Jechał zygzakiem i wpadł do rowu. Był kompletnie pijany. Wydmuchał 4 promile

Dzielnicowy asp. szt. Wojciech Białko z sulęcińskiej policji fot. Lubuska policja

Dzielnicowy został powiadomiony o kierującym, który może znajdować się pod wpływem alkoholu. Reakcja policjanta była natychmiastowa – zatrzymał 52-latka, który prowadził pojazd mając blisko 4 promile alkoholu.

Dzielnicowy asp. szt. Wojciech Białko został powiadomiony, że jedna z dróg powiatu sulęcińskiego zygzakiem jedzie kierowca volkswagena. Dzielnicowy wraz z policjantem sulęcińskiej drogówki pojechali na miejsce.
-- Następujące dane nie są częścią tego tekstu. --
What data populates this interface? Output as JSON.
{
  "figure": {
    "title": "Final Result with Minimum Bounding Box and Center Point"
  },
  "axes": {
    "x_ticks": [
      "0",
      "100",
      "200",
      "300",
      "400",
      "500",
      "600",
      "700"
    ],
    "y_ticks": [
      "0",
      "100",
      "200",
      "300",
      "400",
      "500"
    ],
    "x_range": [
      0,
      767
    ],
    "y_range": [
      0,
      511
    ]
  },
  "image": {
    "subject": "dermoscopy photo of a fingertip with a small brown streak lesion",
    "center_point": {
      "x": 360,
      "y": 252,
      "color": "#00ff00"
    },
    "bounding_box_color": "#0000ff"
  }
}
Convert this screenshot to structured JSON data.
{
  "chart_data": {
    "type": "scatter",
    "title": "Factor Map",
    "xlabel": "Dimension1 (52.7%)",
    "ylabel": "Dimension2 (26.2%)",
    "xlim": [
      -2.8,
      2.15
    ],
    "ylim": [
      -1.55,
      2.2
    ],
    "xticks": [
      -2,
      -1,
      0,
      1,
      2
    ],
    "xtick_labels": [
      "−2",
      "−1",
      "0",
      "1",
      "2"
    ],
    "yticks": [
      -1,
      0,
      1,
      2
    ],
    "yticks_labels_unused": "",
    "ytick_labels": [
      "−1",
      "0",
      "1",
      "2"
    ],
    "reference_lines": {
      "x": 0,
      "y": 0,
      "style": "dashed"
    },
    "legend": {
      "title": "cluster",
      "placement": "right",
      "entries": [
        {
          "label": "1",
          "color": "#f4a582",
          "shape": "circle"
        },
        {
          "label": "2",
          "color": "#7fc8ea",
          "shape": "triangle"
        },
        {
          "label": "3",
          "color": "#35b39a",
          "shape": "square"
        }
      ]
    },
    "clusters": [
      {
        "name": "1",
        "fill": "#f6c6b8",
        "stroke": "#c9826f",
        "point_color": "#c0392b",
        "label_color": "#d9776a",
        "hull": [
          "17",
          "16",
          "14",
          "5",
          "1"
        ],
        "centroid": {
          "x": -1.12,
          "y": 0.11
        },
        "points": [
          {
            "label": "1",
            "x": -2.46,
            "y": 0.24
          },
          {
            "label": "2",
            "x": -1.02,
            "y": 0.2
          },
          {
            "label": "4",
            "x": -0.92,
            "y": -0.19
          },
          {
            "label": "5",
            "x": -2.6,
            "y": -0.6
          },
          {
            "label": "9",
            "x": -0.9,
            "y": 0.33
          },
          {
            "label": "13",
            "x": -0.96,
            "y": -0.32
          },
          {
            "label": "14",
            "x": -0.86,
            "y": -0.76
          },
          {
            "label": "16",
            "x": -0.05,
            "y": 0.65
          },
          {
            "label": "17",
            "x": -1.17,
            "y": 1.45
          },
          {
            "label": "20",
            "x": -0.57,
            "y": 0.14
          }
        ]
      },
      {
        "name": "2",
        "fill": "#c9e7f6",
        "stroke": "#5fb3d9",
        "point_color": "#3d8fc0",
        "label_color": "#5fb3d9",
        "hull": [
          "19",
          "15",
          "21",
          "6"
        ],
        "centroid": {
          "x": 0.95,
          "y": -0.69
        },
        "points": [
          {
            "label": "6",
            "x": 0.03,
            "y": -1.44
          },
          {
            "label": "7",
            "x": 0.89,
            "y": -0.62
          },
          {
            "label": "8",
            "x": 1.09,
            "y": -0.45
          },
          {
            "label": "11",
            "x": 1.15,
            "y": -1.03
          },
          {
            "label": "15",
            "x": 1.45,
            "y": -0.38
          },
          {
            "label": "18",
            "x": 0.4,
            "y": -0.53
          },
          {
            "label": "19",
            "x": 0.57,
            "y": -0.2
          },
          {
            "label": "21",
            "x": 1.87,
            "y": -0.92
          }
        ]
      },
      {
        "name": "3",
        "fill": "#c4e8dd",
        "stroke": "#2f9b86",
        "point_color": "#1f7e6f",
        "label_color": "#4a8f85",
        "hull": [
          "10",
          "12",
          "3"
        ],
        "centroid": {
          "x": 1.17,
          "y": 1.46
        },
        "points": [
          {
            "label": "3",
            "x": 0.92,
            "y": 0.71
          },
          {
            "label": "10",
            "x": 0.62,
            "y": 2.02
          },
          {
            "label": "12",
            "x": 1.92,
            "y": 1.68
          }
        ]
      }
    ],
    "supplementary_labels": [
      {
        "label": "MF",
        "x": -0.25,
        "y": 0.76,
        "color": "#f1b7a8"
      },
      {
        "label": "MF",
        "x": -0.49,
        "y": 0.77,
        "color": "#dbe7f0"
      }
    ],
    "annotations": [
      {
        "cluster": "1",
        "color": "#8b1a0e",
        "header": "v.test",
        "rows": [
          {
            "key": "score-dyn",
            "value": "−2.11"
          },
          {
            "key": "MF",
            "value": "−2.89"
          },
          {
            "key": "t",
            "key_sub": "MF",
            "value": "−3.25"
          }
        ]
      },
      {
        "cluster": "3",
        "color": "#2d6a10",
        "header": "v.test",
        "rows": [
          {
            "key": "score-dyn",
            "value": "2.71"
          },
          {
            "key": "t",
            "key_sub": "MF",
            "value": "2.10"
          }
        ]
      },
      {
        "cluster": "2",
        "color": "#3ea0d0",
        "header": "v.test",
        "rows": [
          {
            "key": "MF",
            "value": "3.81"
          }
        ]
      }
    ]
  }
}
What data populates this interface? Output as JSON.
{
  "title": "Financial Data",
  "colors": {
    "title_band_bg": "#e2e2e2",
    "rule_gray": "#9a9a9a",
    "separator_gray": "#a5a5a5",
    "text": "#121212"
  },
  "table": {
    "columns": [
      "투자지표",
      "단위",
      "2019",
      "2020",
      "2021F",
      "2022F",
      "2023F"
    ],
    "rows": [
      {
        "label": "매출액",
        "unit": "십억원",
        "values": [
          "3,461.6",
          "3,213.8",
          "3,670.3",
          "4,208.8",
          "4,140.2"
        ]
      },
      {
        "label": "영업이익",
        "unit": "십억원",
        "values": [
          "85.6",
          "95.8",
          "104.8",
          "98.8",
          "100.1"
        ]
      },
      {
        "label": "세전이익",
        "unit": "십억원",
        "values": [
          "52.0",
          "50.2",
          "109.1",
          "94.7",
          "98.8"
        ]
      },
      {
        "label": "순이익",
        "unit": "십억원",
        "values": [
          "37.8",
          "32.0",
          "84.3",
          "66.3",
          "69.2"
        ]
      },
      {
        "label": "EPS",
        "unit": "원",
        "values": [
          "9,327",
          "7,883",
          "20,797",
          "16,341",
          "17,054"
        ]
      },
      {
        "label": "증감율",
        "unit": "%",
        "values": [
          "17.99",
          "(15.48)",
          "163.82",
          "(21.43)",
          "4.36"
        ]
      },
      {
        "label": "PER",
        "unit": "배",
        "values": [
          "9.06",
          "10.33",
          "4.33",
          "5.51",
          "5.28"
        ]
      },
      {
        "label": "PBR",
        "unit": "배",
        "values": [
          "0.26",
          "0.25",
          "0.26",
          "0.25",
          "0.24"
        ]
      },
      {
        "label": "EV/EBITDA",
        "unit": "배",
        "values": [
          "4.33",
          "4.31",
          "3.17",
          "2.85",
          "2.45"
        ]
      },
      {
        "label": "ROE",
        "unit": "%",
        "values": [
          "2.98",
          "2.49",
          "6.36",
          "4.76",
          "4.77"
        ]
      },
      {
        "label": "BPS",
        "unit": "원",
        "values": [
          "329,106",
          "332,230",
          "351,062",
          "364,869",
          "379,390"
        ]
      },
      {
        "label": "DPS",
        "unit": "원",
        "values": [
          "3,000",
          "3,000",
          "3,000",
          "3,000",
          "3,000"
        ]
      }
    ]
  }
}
--- Czytaj dalej pod reklamą ---

W międzyczasie kierowca volkswagena stracił panowanie nad kierownicą i zjechał do rowu. Mundurowi podbiegli do pojazdu i zastali w nim kompletnie pijanego 52-latka. – Badanie alkomatem wykazało, że kierowca miał prawie cztery promile alkoholu – mówi sierż. Klaudia Richter, rzeczniczka sulęcińskiej policji.

Pojazd został zabezpieczony na parkingu. Za prowadzenie po pijanemu 52-latkowi grozi kara do 2 lat więzienia, zakaz prowadzenia nawet na 15 lat i grzywna nie niższa niż 5 tys. zł.